Путила с силой зевнул.
— Пошел-ка аз почивать. Мария, жена, разсонмись, отведи мужа в горницу.
— А что за торговец? Али бродяга? — сиплым голосом вопросила Феодосья, глядя на тень Путилы на стене.
Тень пошевелилась и ударила Феодосью в висок черным кистенем.
— Хуже бродяги. Главарь скомороший. Актер, что ли? Гусли ему в оход! Пошли, Мария.
Глава девятая
ПЫТОЧНАЯ
— Иван аз, родства не помню, — упрямо повторял Истома.

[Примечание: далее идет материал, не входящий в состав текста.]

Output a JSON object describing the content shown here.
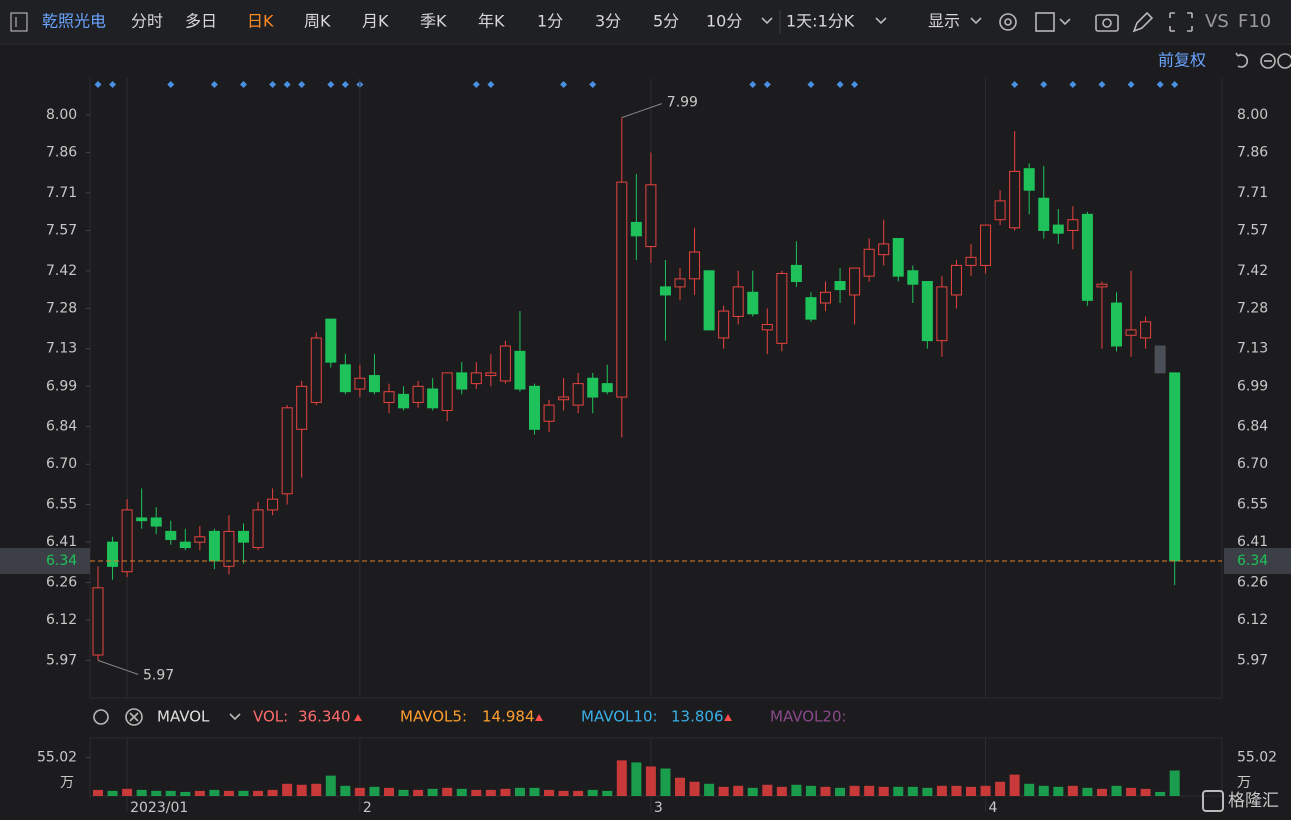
{
  "toolbar": {
    "stock": "乾照光电",
    "tabs": [
      "分时",
      "多日",
      "日K",
      "周K",
      "月K",
      "季K",
      "年K",
      "1分",
      "3分",
      "5分",
      "10分"
    ],
    "period": "1天:1分K",
    "display": "显示",
    "vs": "VS",
    "f10": "F10",
    "adjust": "前复权"
  },
  "indicator": {
    "name": "MAVOL",
    "items": [
      {
        "label": "VOL:",
        "value": "36.340"
      },
      {
        "label": "MAVOL5:",
        "value": "14.984"
      },
      {
        "label": "MAVOL10:",
        "value": "13.806"
      },
      {
        "label": "MAVOL20:"
      }
    ],
    "unit": "万"
  },
  "watermark": "格隆汇",
  "chart_data": [
    {
      "type": "candlestick",
      "categories": [
        null,
        null,
        "2023/01",
        null,
        null,
        null,
        null,
        null,
        null,
        null,
        null,
        null,
        null,
        null,
        null,
        null,
        null,
        null,
        "2",
        null,
        null,
        null,
        null,
        null,
        null,
        null,
        null,
        null,
        null,
        null,
        null,
        null,
        null,
        null,
        null,
        null,
        null,
        null,
        "3",
        null,
        null,
        null,
        null,
        null,
        null,
        null,
        null,
        null,
        null,
        null,
        null,
        null,
        null,
        null,
        null,
        null,
        null,
        null,
        null,
        null,
        null,
        "4",
        null,
        null,
        null,
        null,
        null,
        null,
        null,
        null,
        null,
        null,
        null,
        null,
        null
      ],
      "open": [
        5.99,
        6.41,
        6.3,
        6.5,
        6.5,
        6.45,
        6.41,
        6.41,
        6.45,
        6.32,
        6.45,
        6.39,
        6.53,
        6.59,
        6.83,
        6.93,
        7.24,
        7.07,
        6.98,
        7.03,
        6.93,
        6.96,
        6.93,
        6.98,
        6.9,
        7.04,
        7.0,
        7.03,
        7.01,
        7.12,
        6.99,
        6.86,
        6.94,
        6.92,
        7.02,
        7.0,
        6.95,
        7.6,
        7.51,
        7.36,
        7.36,
        7.39,
        7.42,
        7.17,
        7.25,
        7.34,
        7.2,
        7.15,
        7.44,
        7.32,
        7.3,
        7.38,
        7.33,
        7.4,
        7.48,
        7.54,
        7.42,
        7.38,
        7.16,
        7.33,
        7.44,
        7.44,
        7.61,
        7.58,
        7.8,
        7.69,
        7.59,
        7.57,
        7.63,
        7.36,
        7.3,
        7.18,
        7.17,
        7.14,
        7.04
      ],
      "high": [
        6.32,
        6.43,
        6.57,
        6.61,
        6.54,
        6.49,
        6.46,
        6.47,
        6.46,
        6.51,
        6.48,
        6.56,
        6.61,
        6.92,
        7.01,
        7.19,
        7.24,
        7.11,
        7.07,
        7.11,
        7.0,
        6.99,
        7.01,
        7.02,
        7.04,
        7.08,
        7.08,
        7.11,
        7.16,
        7.27,
        7.0,
        6.94,
        7.02,
        7.04,
        7.04,
        7.07,
        7.99,
        7.78,
        7.86,
        7.46,
        7.43,
        7.58,
        7.42,
        7.29,
        7.42,
        7.42,
        7.28,
        7.42,
        7.53,
        7.34,
        7.38,
        7.43,
        7.43,
        7.54,
        7.61,
        7.54,
        7.44,
        7.38,
        7.4,
        7.46,
        7.52,
        7.59,
        7.72,
        7.94,
        7.82,
        7.81,
        7.65,
        7.66,
        7.64,
        7.38,
        7.34,
        7.42,
        7.25,
        7.14,
        7.04
      ],
      "low": [
        5.97,
        6.27,
        6.28,
        6.46,
        6.44,
        6.4,
        6.38,
        6.38,
        6.31,
        6.29,
        6.33,
        6.38,
        6.51,
        6.55,
        6.65,
        6.92,
        7.06,
        6.96,
        6.95,
        6.96,
        6.89,
        6.9,
        6.91,
        6.9,
        6.86,
        6.96,
        6.98,
        6.99,
        7.0,
        6.97,
        6.81,
        6.82,
        6.9,
        6.89,
        6.89,
        6.96,
        6.8,
        7.46,
        7.45,
        7.16,
        7.31,
        7.33,
        7.2,
        7.13,
        7.22,
        7.25,
        7.11,
        7.12,
        7.36,
        7.23,
        7.27,
        7.3,
        7.22,
        7.38,
        7.44,
        7.38,
        7.3,
        7.13,
        7.1,
        7.28,
        7.4,
        7.41,
        7.59,
        7.57,
        7.63,
        7.54,
        7.52,
        7.5,
        7.29,
        7.13,
        7.12,
        7.1,
        7.13,
        7.04,
        6.25
      ],
      "close": [
        6.24,
        6.32,
        6.53,
        6.49,
        6.47,
        6.42,
        6.39,
        6.43,
        6.34,
        6.45,
        6.41,
        6.53,
        6.57,
        6.91,
        6.99,
        7.17,
        7.08,
        6.97,
        7.02,
        6.97,
        6.97,
        6.91,
        6.99,
        6.91,
        7.04,
        6.98,
        7.04,
        7.04,
        7.14,
        6.98,
        6.83,
        6.92,
        6.95,
        7.0,
        6.95,
        6.97,
        7.75,
        7.55,
        7.74,
        7.33,
        7.39,
        7.49,
        7.2,
        7.27,
        7.36,
        7.26,
        7.22,
        7.41,
        7.38,
        7.24,
        7.34,
        7.35,
        7.43,
        7.5,
        7.52,
        7.4,
        7.37,
        7.16,
        7.36,
        7.44,
        7.47,
        7.59,
        7.68,
        7.79,
        7.72,
        7.57,
        7.56,
        7.61,
        7.31,
        7.37,
        7.14,
        7.2,
        7.23,
        7.04,
        6.34
      ],
      "up_color": "#e8433e",
      "down_color": "#1fc25a",
      "highlight": {
        "index": 73,
        "color": "#4a4f57"
      },
      "last_price": 6.34,
      "last_price_color": "#e07b2a",
      "ylim": [
        5.83,
        8.13
      ],
      "yticks": [
        {
          "value": 8,
          "label": "8.00"
        },
        7.86,
        7.71,
        7.57,
        7.42,
        7.28,
        7.13,
        6.99,
        6.84,
        {
          "value": 6.7,
          "label": "6.70"
        },
        6.55,
        6.41,
        6.26,
        6.12,
        5.97
      ]
    },
    {
      "type": "bar",
      "values": [
        8.7,
        7.3,
        10.2,
        8.7,
        7.3,
        7.3,
        5.8,
        7.3,
        8.7,
        7.3,
        7.3,
        7.3,
        8.7,
        17.4,
        16,
        17.4,
        29,
        14.5,
        11.6,
        13.1,
        11.6,
        8.7,
        8.7,
        10.2,
        11.6,
        10.2,
        8.7,
        8.7,
        10.2,
        11.6,
        11.6,
        8.7,
        7.3,
        7.3,
        8.7,
        7.3,
        50.8,
        47.9,
        42.1,
        39.2,
        26.1,
        20.3,
        17.4,
        13.1,
        14.5,
        11.6,
        16,
        13.1,
        16,
        14.5,
        13.1,
        11.6,
        14.5,
        14.5,
        13.1,
        13.1,
        13.1,
        11.6,
        14.5,
        14.5,
        13.1,
        14.5,
        20.3,
        30.5,
        17.4,
        14.5,
        13.1,
        14.5,
        11.6,
        10.2,
        14.5,
        11.6,
        10.2,
        5.8,
        36.34
      ],
      "ylim": [
        0,
        82.7
      ],
      "yticks": [
        55.02
      ]
    }
  ]
}
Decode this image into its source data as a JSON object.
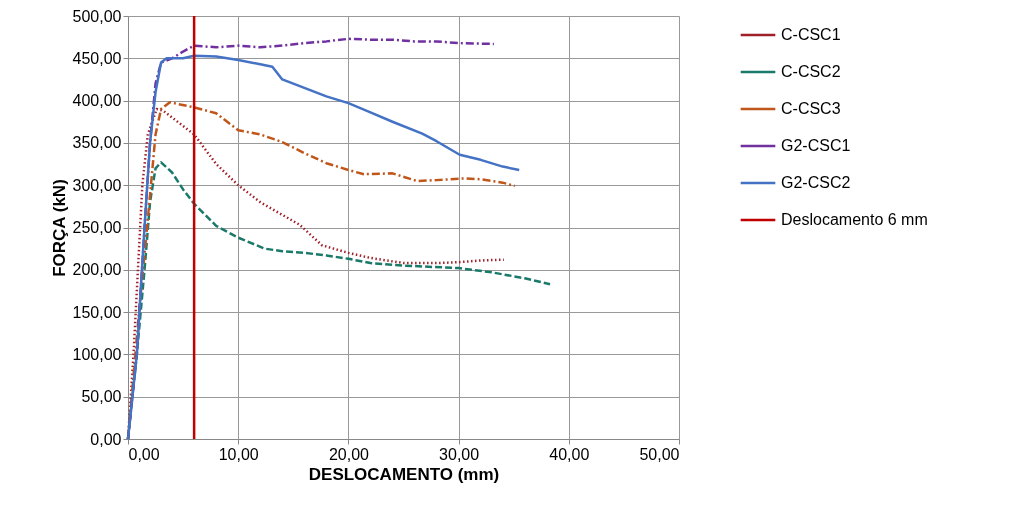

И качался из стороны в сторону, как баркас на черных осенних волнах. И гружен тот баркас был кулями с солью. И сыпалась проклятая соль из прорехи прямо на спину Истоме. Она, соль, ела мясное у Истомы. Он, скоморох, выдержал бы любой правеж, кабы не эта соль. Упасть бы спиной в воду, дабы вымылась, проклятая! Миски воды под баркасом сплющивались, наполнялись обручами, то и дело менявшими цвет, то свинцовыми с сажей посередке, то серебристыми с серым разверзтием. А это кто вдали раскачивается так же мерно на снегу? Титка! Титка… Товарищ. Титку, веселого любодея, беззаботного сочинителя срамных скоморошин, уж три дни грыз рак. Выпер он внезапу, из брюха. Скоморохи с восторженным ужасом глядели на титкин пуп, из которого, мнилось, тщится прорасти дерево с огромными корнями. Когда вой Титки стал совсем уж невыносим, Истома с иным скоморохом, кажись, гусляром Федькой, ссадили умирающего товарища в сугроб на обочине санной дороги, тянувшейся вдоль занесенной снегом реки. Гусляр принял сие, походя принятое, решение товарищей без удивления либо протеста, словно так оно и полагалось. Тит даже не прервал своей мучительной качки и продолжал ее, пока Истома с Федькой усаживали его половчее в сторону от дороги. Отъезжая, Истома оглянулся. Титка, словно, и не заметив, что сидит он уж не в санях, а подле рощицы заиндивелой рогозы, обтрепанным обшлагом указывающей край берега, скрытого под сияющим в зимнем солнце снегу, качался в своем рыжем дворняжьем тулупе.